Flip the lid up to access the filter and water tank.

Tyler Lizenby/CNET

On the front face is a control panel with a tiny LCD screen, with an illuminated digital clock. Nine buttons run along the bottom edge of the panel, with a circular power key under that. These buttons let you perform various functions such as starting a brew immediately or scheduling one in advance, setting the clock's time and engaging the machine's cleaning cycle.

The control panel has numerous buttons and a clock LCD.

Tyler Lizenby/CNET

Instead of a double-walled thermal carafe, a basic glass carafe rests on a base at the center of the coffee machine. An electric hot plate below it provides warmth to brewed coffee inside the container.

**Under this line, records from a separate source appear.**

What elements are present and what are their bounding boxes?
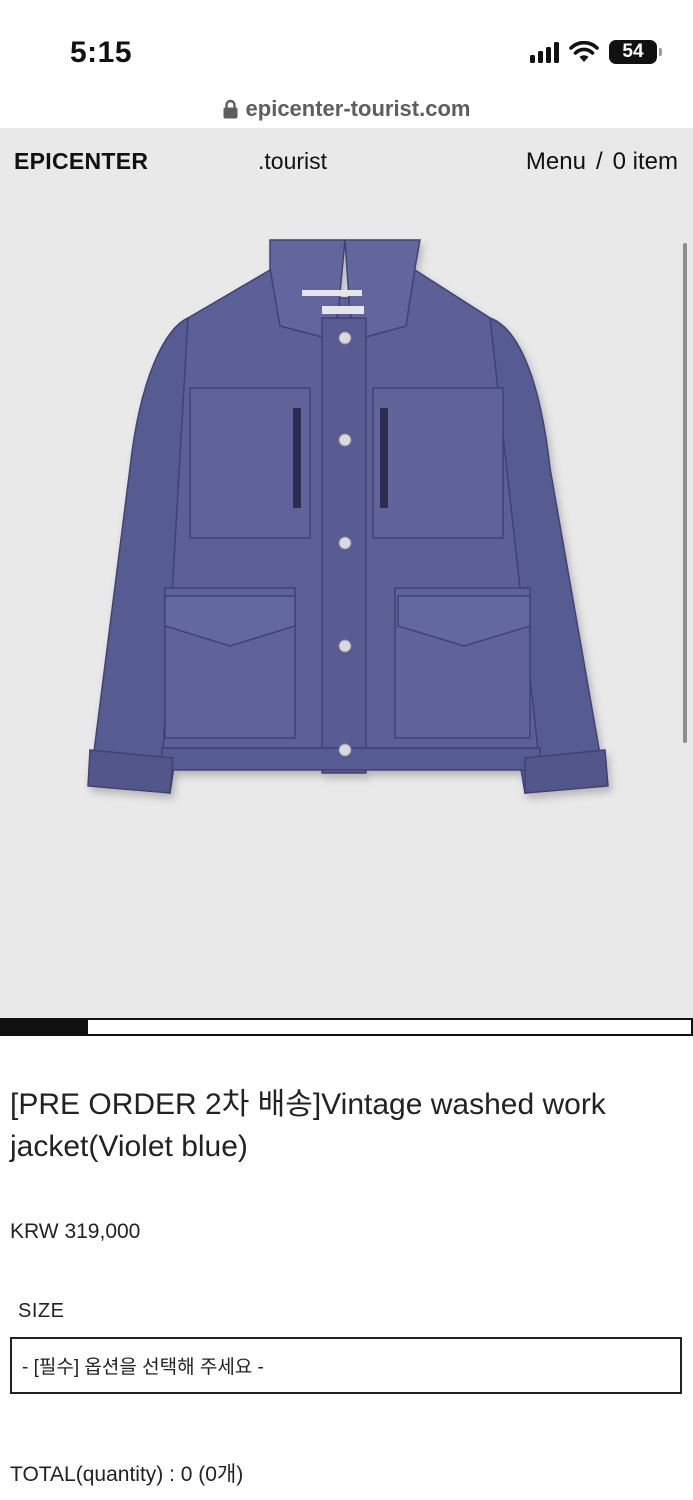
product-gallery[interactable]: EPICENTER .tourist Menu / 0 item bbox=[0, 128, 693, 1018]
status-time: 5:15 bbox=[70, 36, 133, 69]
cart-button[interactable]: 0 item bbox=[613, 148, 678, 175]
size-select-value: - [필수] 옵션을 선택해 주세요 - bbox=[22, 1357, 264, 1378]
gallery-progress-fill bbox=[2, 1020, 89, 1034]
site-header: EPICENTER .tourist Menu / 0 item bbox=[0, 128, 693, 194]
cellular-signal-icon bbox=[530, 41, 559, 63]
status-icons: 54 bbox=[530, 40, 662, 64]
lock-icon bbox=[223, 99, 238, 119]
battery-icon: 54 bbox=[609, 40, 662, 64]
sub-brand-link[interactable]: .tourist bbox=[258, 148, 327, 175]
product-price: KRW 319,000 bbox=[10, 1220, 141, 1243]
wifi-icon bbox=[569, 41, 599, 62]
size-option-label: SIZE bbox=[18, 1300, 65, 1322]
scrollbar[interactable] bbox=[683, 243, 687, 743]
header-separator: / bbox=[595, 148, 603, 175]
product-title: [PRE ORDER 2차 배송]Vintage washed work jac… bbox=[10, 1088, 606, 1163]
menu-button[interactable]: Menu bbox=[526, 148, 586, 175]
product-image bbox=[87, 239, 609, 794]
size-select[interactable]: - [필수] 옵션을 선택해 주세요 - bbox=[10, 1337, 682, 1394]
order-total: TOTAL(quantity) : 0 (0개) bbox=[10, 1463, 244, 1486]
address-bar[interactable]: epicenter-tourist.com bbox=[0, 90, 693, 128]
brand-logo[interactable]: EPICENTER bbox=[14, 148, 148, 175]
status-bar: 5:15 54 bbox=[0, 0, 693, 90]
header-actions: Menu / 0 item bbox=[526, 148, 678, 176]
gallery-progress bbox=[0, 1018, 693, 1036]
url-text: epicenter-tourist.com bbox=[245, 96, 471, 121]
battery-level: 54 bbox=[622, 41, 644, 62]
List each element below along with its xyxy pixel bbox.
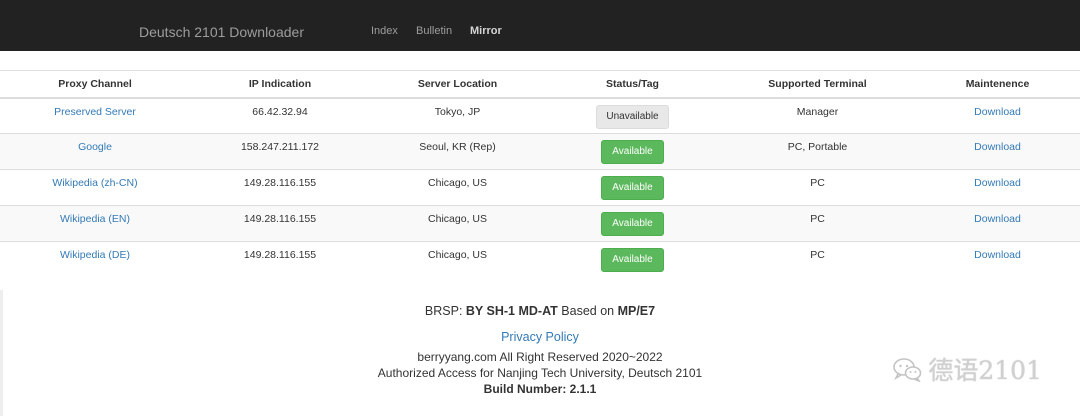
- mirror-table: Proxy Channel IP Indication Server Locat…: [0, 70, 1080, 278]
- download-link[interactable]: Download: [974, 213, 1021, 225]
- cell-status: Available: [545, 205, 720, 242]
- table-row: Google 158.247.211.172 Seoul, KR (Rep) A…: [0, 133, 1080, 170]
- cell-ip: 149.28.116.155: [190, 169, 370, 206]
- cell-channel: Wikipedia (zh-CN): [0, 169, 190, 206]
- cell-ip: 158.247.211.172: [190, 133, 370, 170]
- watermark: 德语2101: [892, 352, 1042, 386]
- cell-channel: Google: [0, 133, 190, 170]
- cell-terminal: PC: [720, 169, 915, 206]
- download-link[interactable]: Download: [974, 177, 1021, 189]
- navbar: Deutsch 2101 Downloader Index Bulletin M…: [0, 0, 1080, 51]
- cell-location: Seoul, KR (Rep): [370, 133, 545, 170]
- cell-location: Chicago, US: [370, 205, 545, 242]
- cell-terminal: PC: [720, 205, 915, 242]
- cell-ip: 66.42.32.94: [190, 97, 370, 134]
- table-row: Wikipedia (DE) 149.28.116.155 Chicago, U…: [0, 241, 1080, 278]
- cell-action: Download: [915, 169, 1080, 206]
- channel-link[interactable]: Preserved Server: [54, 106, 136, 118]
- cell-terminal: Manager: [720, 97, 915, 134]
- header-proxy-channel: Proxy Channel: [0, 70, 190, 99]
- status-badge-unavailable[interactable]: Unavailable: [596, 104, 669, 129]
- header-supported-terminal: Supported Terminal: [720, 70, 915, 99]
- cell-action: Download: [915, 133, 1080, 170]
- channel-link[interactable]: Google: [78, 141, 112, 153]
- cell-action: Download: [915, 205, 1080, 242]
- header-maintenence: Maintenence: [915, 70, 1080, 99]
- channel-link[interactable]: Wikipedia (EN): [60, 213, 130, 225]
- cell-location: Tokyo, JP: [370, 97, 545, 134]
- wechat-icon: [893, 358, 922, 382]
- cell-location: Chicago, US: [370, 241, 545, 278]
- table-row: Wikipedia (zh-CN) 149.28.116.155 Chicago…: [0, 169, 1080, 206]
- cell-channel: Preserved Server: [0, 97, 190, 134]
- brand-title[interactable]: Deutsch 2101 Downloader: [139, 22, 304, 42]
- brsp-line: BRSP: BY SH-1 MD-AT Based on MP/E7: [0, 304, 1080, 318]
- cell-location: Chicago, US: [370, 169, 545, 206]
- brsp-prefix: BRSP:: [424, 304, 466, 318]
- cell-status: Available: [545, 169, 720, 206]
- cell-action: Download: [915, 241, 1080, 278]
- download-link[interactable]: Download: [974, 141, 1021, 153]
- brsp-code: BY SH-1 MD-AT: [465, 304, 558, 318]
- table-row: Preserved Server 66.42.32.94 Tokyo, JP U…: [0, 97, 1080, 134]
- brsp-base: MP/E7: [617, 304, 656, 318]
- privacy-policy-link[interactable]: Privacy Policy: [0, 330, 1080, 344]
- channel-link[interactable]: Wikipedia (DE): [60, 249, 130, 261]
- cell-action: Download: [915, 97, 1080, 134]
- nav-link-index[interactable]: Index: [371, 23, 398, 39]
- header-status-tag: Status/Tag: [545, 70, 720, 99]
- status-badge-available[interactable]: Available: [601, 140, 664, 164]
- cell-channel: Wikipedia (DE): [0, 241, 190, 278]
- cell-status: Available: [545, 133, 720, 170]
- cell-ip: 149.28.116.155: [190, 241, 370, 278]
- watermark-text: 德语2101: [928, 356, 1042, 385]
- cell-terminal: PC, Portable: [720, 133, 915, 170]
- table-row: Wikipedia (EN) 149.28.116.155 Chicago, U…: [0, 205, 1080, 242]
- header-ip-indication: IP Indication: [190, 70, 370, 99]
- status-badge-available[interactable]: Available: [601, 248, 664, 272]
- header-server-location: Server Location: [370, 70, 545, 99]
- status-badge-available[interactable]: Available: [601, 212, 664, 236]
- cell-terminal: PC: [720, 241, 915, 278]
- channel-link[interactable]: Wikipedia (zh-CN): [52, 177, 137, 189]
- table-header-row: Proxy Channel IP Indication Server Locat…: [0, 70, 1080, 99]
- download-link[interactable]: Download: [974, 106, 1021, 118]
- mirror-table-container: Proxy Channel IP Indication Server Locat…: [0, 70, 1080, 278]
- download-link[interactable]: Download: [974, 249, 1021, 261]
- status-badge-available[interactable]: Available: [601, 176, 664, 200]
- cell-status: Available: [545, 241, 720, 278]
- cell-status: Unavailable: [545, 97, 720, 134]
- brsp-mid: Based on: [557, 304, 618, 318]
- cell-channel: Wikipedia (EN): [0, 205, 190, 242]
- nav-link-bulletin[interactable]: Bulletin: [416, 23, 452, 39]
- cell-ip: 149.28.116.155: [190, 205, 370, 242]
- nav-link-mirror[interactable]: Mirror: [470, 23, 502, 39]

You can set the hot plate to operate at different temperatures: low, medium and high. This arrangement isn't ideal if you don't drink your coffee quickly and often leave it sitting in the pot for hours at time. That's because the carafe isn't air tight and brewed coffee's subtle flavor quickly fades when exposed to oxygen.

Be careful pouring from the carafe too aggressively as well. I found that if I tilted the container at too sharp an angle, liquid tended to spill and drip along its sides. Filling the coffee maker's reservoir with water can be tricky too, since its opening is quite a small target.